Since $$I_{\text{i}}\omega_{\text{i}}=I_{\text{f}}\omega_{\text{f}}$$, thus $$(2)$$ simplifies to

$$\Delta E =\frac 1 2 I_\text{i} \omega_\text{i}(\omega_\text{f}-\omega_\text{i})$$

Now since $$\omega_\text{f}>\omega_\text{i}$$, thus $$\Delta E>0$$. This positive energy change, which was manifested as increase in the rotational kinetic energy, is due to the work done by you against the centrifugal force.

## The bicycle turn case

You'd have already observed the analogy and the connection between the above example and the bicycle turning case. In the turning case, the friction is almost always acting along the center of curvature of the turning circle, so we can safely conserve the angular momentum of the cyclist about the center of curvature (in reality, there would be a tangential component of friction which would reduce the angular momentum and the rotational kinetic energy, however it's negligible for a fully inflated tire and we can ignore it). And again, in this case as you lean, you get closer to the axis passing through the center of curvature, and the moment of inertia of the system decreases, so the final angular velocity increases and so does the final rotational kinetic energy. And thus, you speed up while turning around the circle.

## Difference

However, there is a subtle difference in the bicycle case, there is a torque due to gravity, however this torque does not stop us from conserving angular momentum since it is perpendicular to the angular velocity. This case is analogous to a particle moving in uniform circular motion. The gravity's torque only changes the direction of the angular momentum and does not change its magnitude, thus as long as we are only concerned with the magnitude of the angular momentum, which we are, we need not worry about the gravity's torque. However, if you are interested, then you can refer to Wikipedia's page on precession for further reading. So it is precession which makes your bicycle go around a corner/turn after you tilt it and it is the law of angular momentum conservation which makes your bicycle speed up once you turn it. This scenario is very similar to its translational analog, a ball (connected by a thread) moving uniformly in a 2D circle initially and then you reduce (change) its radius

I'm amazed that I have never asked this question myself. The most likely explanation is that you speed up a little when you lean over to turn (assuming you're not using the brakes).
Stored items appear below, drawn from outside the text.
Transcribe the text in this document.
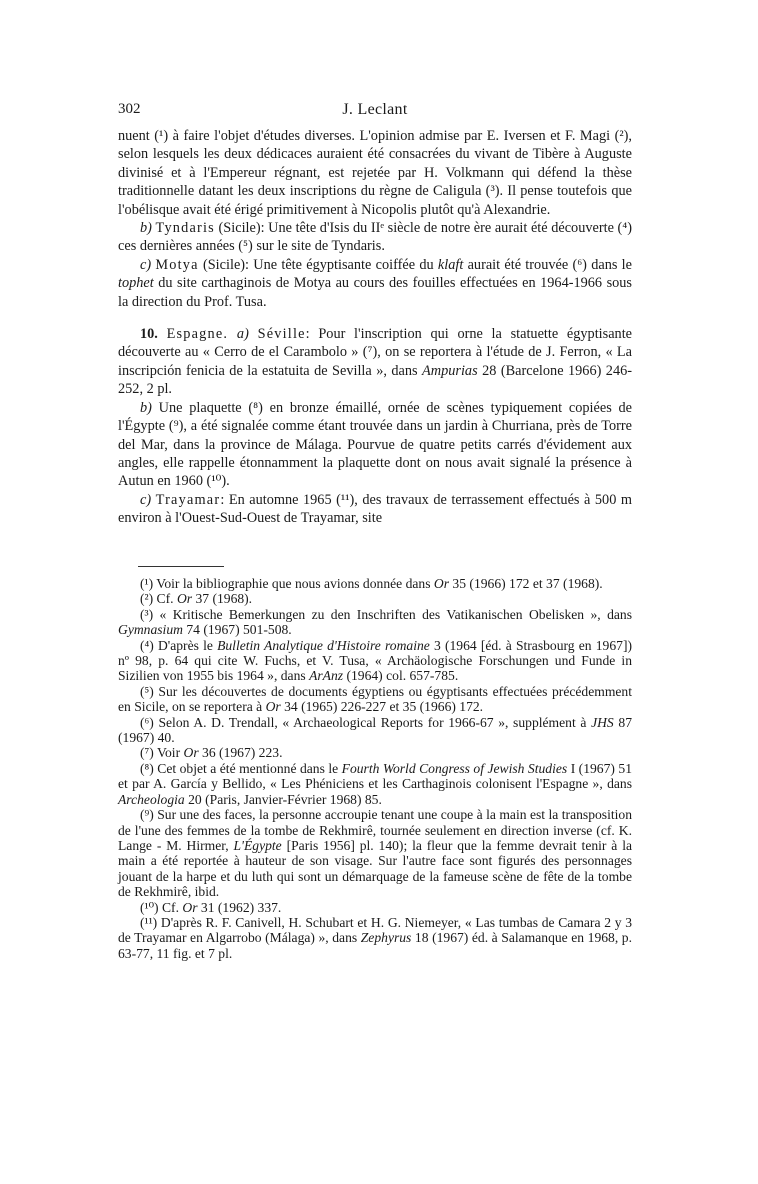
302	J. Leclant

nuent (¹) à faire l'objet d'études diverses. L'opinion admise par E. Iversen et F. Magi (²), selon lesquels les deux dédicaces auraient été consacrées du vivant de Tibère à Auguste divinisé et à l'Empereur régnant, est rejetée par H. Volkmann qui défend la thèse traditionnelle datant les deux inscriptions du règne de Caligula (³). Il pense toutefois que l'obélisque avait été érigé primitivement à Nicopolis plutôt qu'à Alexandrie.

b) Tyndaris (Sicile): Une tête d'Isis du IIᵉ siècle de notre ère aurait été découverte (⁴) ces dernières années (⁵) sur le site de Tyndaris.

c) Motya (Sicile): Une tête égyptisante coiffée du klaft aurait été trouvée (⁶) dans le tophet du site carthaginois de Motya au cours des fouilles effectuées en 1964-1966 sous la direction du Prof. Tusa.

10. Espagne. a) Séville: Pour l'inscription qui orne la statuette égyptisante découverte au « Cerro de el Carambolo » (⁷), on se reportera à l'étude de J. Ferron, « La inscripción fenicia de la estatuita de Sevilla », dans Ampurias 28 (Barcelone 1966) 246-252, 2 pl.

b) Une plaquette (⁸) en bronze émaillé, ornée de scènes typiquement copiées de l'Égypte (⁹), a été signalée comme étant trouvée dans un jardin à Churriana, près de Torre del Mar, dans la province de Málaga. Pourvue de quatre petits carrés d'évidement aux angles, elle rappelle étonnamment la plaquette dont on nous avait signalé la présence à Autun en 1960 (¹⁰).

c) Trayamar: En automne 1965 (¹¹), des travaux de terrassement effectués à 500 m environ à l'Ouest-Sud-Ouest de Trayamar, site

(¹) Voir la bibliographie que nous avions donnée dans Or 35 (1966) 172 et 37 (1968).

(²) Cf. Or 37 (1968).

(³) « Kritische Bemerkungen zu den Inschriften des Vatikanischen Obelisken », dans Gymnasium 74 (1967) 501-508.

(⁴) D'après le Bulletin Analytique d'Histoire romaine 3 (1964 [éd. à Strasbourg en 1967]) nº 98, p. 64 qui cite W. Fuchs, et V. Tusa, « Archäologische Forschungen und Funde in Sizilien von 1955 bis 1964 », dans ArAnz (1964) col. 657-785.

(⁵) Sur les découvertes de documents égyptiens ou égyptisants effectuées précédemment en Sicile, on se reportera à Or 34 (1965) 226-227 et 35 (1966) 172.

(⁶) Selon A. D. Trendall, « Archaeological Reports for 1966-67 », supplément à JHS 87 (1967) 40.

(⁷) Voir Or 36 (1967) 223.

(⁸) Cet objet a été mentionné dans le Fourth World Congress of Jewish Studies I (1967) 51 et par A. García y Bellido, « Les Phéniciens et les Carthaginois colonisent l'Espagne », dans Archeologia 20 (Paris, Janvier-Février 1968) 85.

(⁹) Sur une des faces, la personne accroupie tenant une coupe à la main est la transposition de l'une des femmes de la tombe de Rekhmirê, tournée seulement en direction inverse (cf. K. Lange - M. Hirmer, L'Égypte [Paris 1956] pl. 140); la fleur que la femme devrait tenir à la main a été reportée à hauteur de son visage. Sur l'autre face sont figurés des personnages jouant de la harpe et du luth qui sont un démarquage de la fameuse scène de fête de la tombe de Rekhmirê, ibid.

(¹⁰) Cf. Or 31 (1962) 337.

(¹¹) D'après R. F. Canivell, H. Schubart et H. G. Niemeyer, « Las tumbas de Camara 2 y 3 de Trayamar en Algarrobo (Málaga) », dans Zephyrus 18 (1967) éd. à Salamanque en 1968, p. 63-77, 11 fig. et 7 pl.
Especially at low speed, I have often felt like leaning over to do a tight turn seems to cause the bike to speed up, but it never occurred to me that this was a real effect. It would be a good intro physics experiment to try to measure this using a speedometer attached to the wheel and some way of measuring the angle of lean.

Except at low speed, the effect would likely be small because the change in potential energy is not large compared to the kinetic energy of a bike.

Judging from the last line of your confusion, I think you have a slight confusion about the nature of energy. Energy is a scalar quantity and not a vector quantity. The total energy has to be conserved, but not in the directions.

A simple demonstration is a block sliding down an inclined plane. The potential energy decreases in the direction of the field (i.e. straight downwards) but the kinetic energy increases in a direction inclined to the field. Still, kinetic energy and potential energies are conserved.

All that really matters is that the sum of $$E_\mathrm k$$ and $$E_\mathrm p$$ should be conserved at the end of the day (or second, or minute). Now if the velocity of the bicycle increases, it will compensate for the decrease in height of the centre of mass. But as @taciteloquence noted, this decrease is probably very less.

For safe turn,

$$\theta=\tan^{-1}\left(\frac{v^2}{Rg}\right)$$ change in height $$\Delta h=h\left(1-\cos\left(\tan^{-1}\left(\frac{v^2}{Rg}\right)\right)\right)$$ change in potential energy $$mg\,\Delta h=mgh\left(1-\cos\left(\tan^{-1}\left(\frac{v^2}{Rg}\right)\right)\right)$$

For realistic values of $$v=5.6\ \mathrm{m\ s^{-1}}$$, $$R=4\ \mathrm m$$ and $$h=1\ \mathrm m$$, you will get at most, an increment of $$0.43\ \mathrm{m\ s^{-1}}$$ which is probably unnoticed. This is further reduced if friction is present to help you.